The abnormal water metabolism however, appears to be the principal manifestation in the state of shock. Upper intestinal water accumulation, rather than a general unlocalized fluid loss, can be demonstrated in the pathogenesis of this form of shock. In opposition to the local lesion with a high retention of water, the general subcutaneous tissues sustain a loss of water rather than an accumulation during shock. This would not occur if there were a general increased permeability of all capillaries, allowing water to pass freely. The role of water accumulation in the first portions of the intestine due to the abnormal loss of systemic water was demonstrated in animal experiments. When the small intestinal tract had previously been removed, and a state of shock was later induced by trauma, no hemoconcentration occurred.
It is the participation of one or another of the three principal levels of the organizationócellular, tissular or systemicówhich explains why the same pathogenic process, abnormal sodium chloride and consequent abnormal water metabolism, produces such different manifestations in the various types of shock. It must not be forgotten however, that in the last analysis, the abnormalities in sodium chloride and water metabolism result from the intervention of abnormal fatty acids. Fatty acid intervention, together with the abnormal sodium chloride and water metabolism confirm the unitary pathogenesis of the three forms of shock.

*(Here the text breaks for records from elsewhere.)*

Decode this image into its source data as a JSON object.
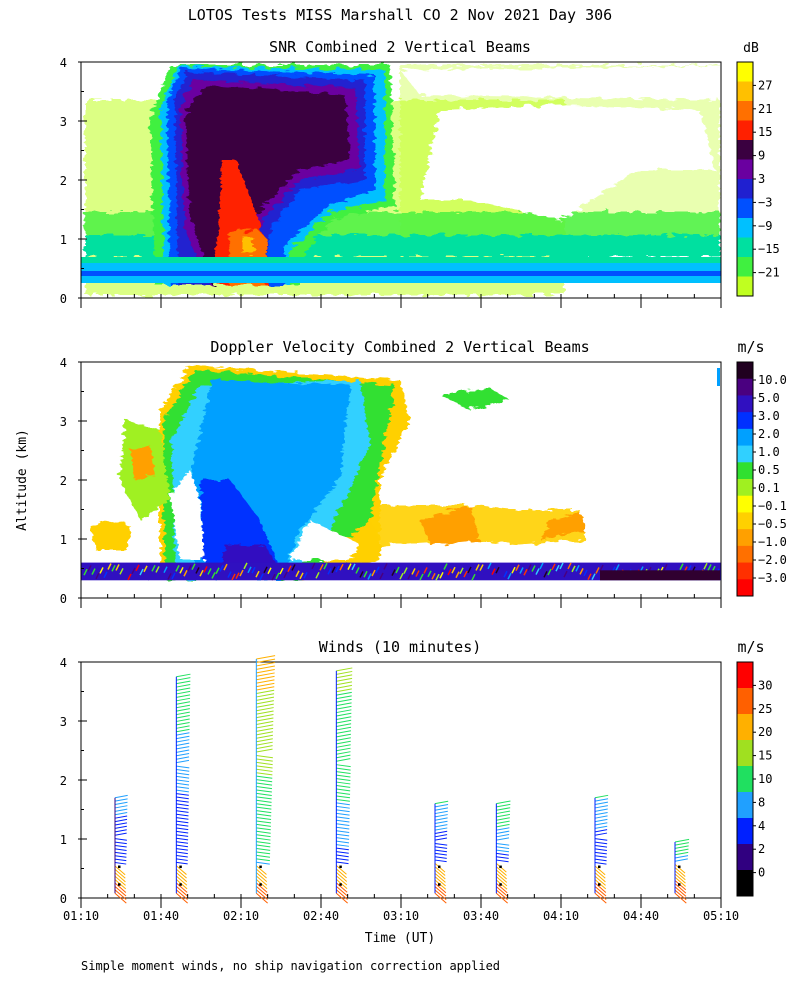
{
  "title": "LOTOS Tests MISS Marshall CO   2 Nov 2021 Day 306",
  "xlabel": "Time (UT)",
  "ylabel": "Altitude (km)",
  "footnote": "Simple moment winds, no ship navigation correction applied",
  "chart_data": [
    {
      "type": "heatmap",
      "title": "SNR Combined 2 Vertical Beams",
      "units": "dB",
      "ylim": [
        0,
        4
      ],
      "yticks": [
        "0",
        "1",
        "2",
        "3",
        "4"
      ],
      "colorbar": {
        "labels": [
          "27",
          "21",
          "15",
          "9",
          "3",
          "−3",
          "−9",
          "−15",
          "−21"
        ],
        "colors": [
          "#ffff00",
          "#ffc000",
          "#ff7000",
          "#ff2000",
          "#3a0040",
          "#6a00a0",
          "#2020d0",
          "#0050ff",
          "#00c0ff",
          "#00e0a0",
          "#40f040",
          "#c0ff20"
        ]
      },
      "features": {
        "surface_band_km": [
          0.3,
          0.6
        ],
        "echo_core": {
          "time_start": "01:51",
          "time_end": "02:46",
          "top_km": 4.0,
          "peak_db": 21
        }
      }
    },
    {
      "type": "heatmap",
      "title": "Doppler Velocity Combined 2 Vertical Beams",
      "units": "m/s",
      "ylim": [
        0,
        4
      ],
      "yticks": [
        "0",
        "1",
        "2",
        "3",
        "4"
      ],
      "colorbar": {
        "labels": [
          "10.0",
          "5.0",
          "3.0",
          "2.0",
          "1.0",
          "0.5",
          "0.1",
          "−0.1",
          "−0.5",
          "−1.0",
          "−2.0",
          "−3.0"
        ],
        "colors": [
          "#200020",
          "#4a0080",
          "#3010c0",
          "#0030ff",
          "#00a0ff",
          "#30d0ff",
          "#30e030",
          "#a0f020",
          "#ffff00",
          "#ffd000",
          "#ffa000",
          "#ff7000",
          "#ff3000",
          "#ff0000"
        ]
      },
      "features": {
        "surface_band_km": [
          0.3,
          0.6
        ],
        "downdraft_core": {
          "time_start": "01:52",
          "time_end": "02:31",
          "top_km": 3.9,
          "peak_ms": 2.0
        }
      }
    },
    {
      "type": "barbs",
      "title": "Winds (10 minutes)",
      "units": "m/s",
      "ylim": [
        0,
        4
      ],
      "yticks": [
        "0",
        "1",
        "2",
        "3",
        "4"
      ],
      "xticks": [
        "01:10",
        "01:40",
        "02:10",
        "02:40",
        "03:10",
        "03:40",
        "04:10",
        "04:40",
        "05:10"
      ],
      "colorbar": {
        "labels": [
          "30",
          "25",
          "20",
          "15",
          "10",
          "8",
          "4",
          "2",
          "0"
        ],
        "colors": [
          "#ff0000",
          "#ff6000",
          "#ffb000",
          "#a0e020",
          "#20e060",
          "#20a0ff",
          "#0020ff",
          "#300080",
          "#000000"
        ]
      },
      "profiles": [
        {
          "time": "01:25",
          "top_km": 1.7,
          "max_speed_ms": 9
        },
        {
          "time": "01:48",
          "top_km": 3.75,
          "max_speed_ms": 12
        },
        {
          "time": "02:18",
          "top_km": 4.05,
          "max_speed_ms": 22
        },
        {
          "time": "02:48",
          "top_km": 3.85,
          "max_speed_ms": 16
        },
        {
          "time": "03:25",
          "top_km": 1.6,
          "max_speed_ms": 10
        },
        {
          "time": "03:48",
          "top_km": 1.6,
          "max_speed_ms": 12
        },
        {
          "time": "04:25",
          "top_km": 1.7,
          "max_speed_ms": 10
        },
        {
          "time": "04:55",
          "top_km": 0.95,
          "max_speed_ms": 12
        }
      ]
    }
  ]
}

Other changes associated with shock also can be related to the influence exercised by abnormal fatty acids. The appearance of rouleaux of red cells may be easily explained by fatty acid intervention. It is the replacement of the nonpolarity normally present at the surface of the red cells by a di polarity which results in the formation of the rouleaux. This can be induced by fatty acids in vitro. Sludge formation would represent a still more advanced step in this same process and would appear to result from a poly polarity at the surface of the red cells. Sludge formations have been induced in vitro by fatty acids added in larger amounts to plasma. (Note 2) They contribute to the circulatory impairment considered to be an important factor in the tissular respiratory troubles seen in shock.
We have noted that the richness in free fatty acids interferes with the ability of the red cells to keep oxygen fixed, a fact which would impair its transport. This, together with hemoconcentration and circulatory impairment, has been found to account for the black color of the blood in shock. (Note 3) The clinical manifestations are characteristic of offbalance D.